“This shows that Russian police do not trust headscarfed women and see them as a separate group in the general public,” Eider Ismailov, the assistant mufti of Crimea, told Qirim News Agency.
“This is nothing but an insult against our beliefs as Muslims,” Ismailov said.
Recently, Muslim women in the capital Simferopol and Bakhchysarai have accused Russian police of pulling women with Islamic hijab over for passport checks.
Women added that they were being treated as if they were 'enemies' on their Facebook profiles.
Security check did not target women only.
Over the past few days, Crimea religious schools, or madrassahs, have been searched for banned Islamic literature.

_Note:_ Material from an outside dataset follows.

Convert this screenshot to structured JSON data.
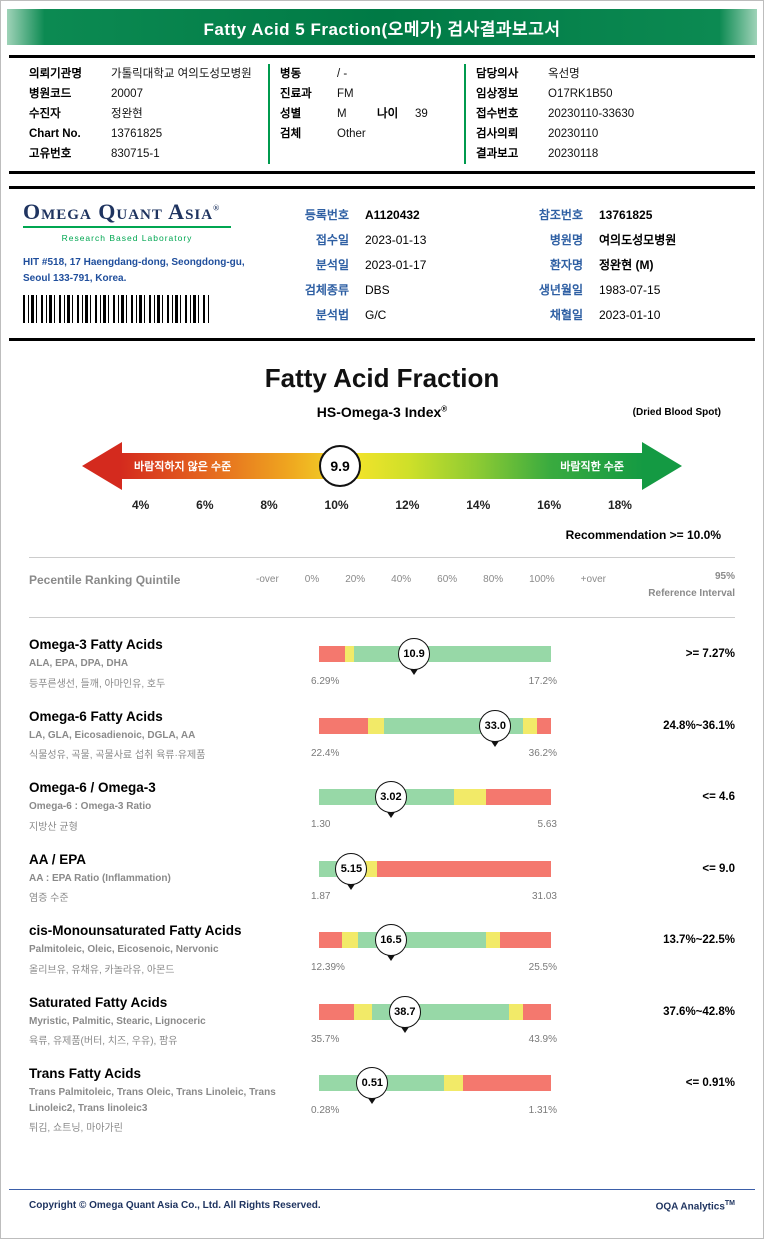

Three madrasas were searched during August 13, ahead of a law that will come into force in 2015 that bans a number of popular Islamic books, another assistant mufti, Esadullah Bairov, said.
“The books are removed as a warning, as the law is not in force in Crimea yet. Still no extremist literature was found in Crimean madrasas that were searched,” Bairov said.
The so-called “Federal List of Extremist Materials” was compiled by the Russian Ministry of Justice on July 14, 2007 and contained 1,058 data-x-items as of December 25, 2011.
According to the ban, producing, storing or distributing the materials on the list is an offense in Russia.
The Russian move to annex Crimea followed an earlier vote in March on the peninsula’s future.
The referendum, approved by 96 percent, was followed by several steps from pro-Moscow Crimean parliament, issuing a law that allows Russia’s annexation of the disputed peninsula.
The hastily organized March 16 referendum was boycotted by Tatars who rejected as held at gunpoint under the gaze of Russian soldiers.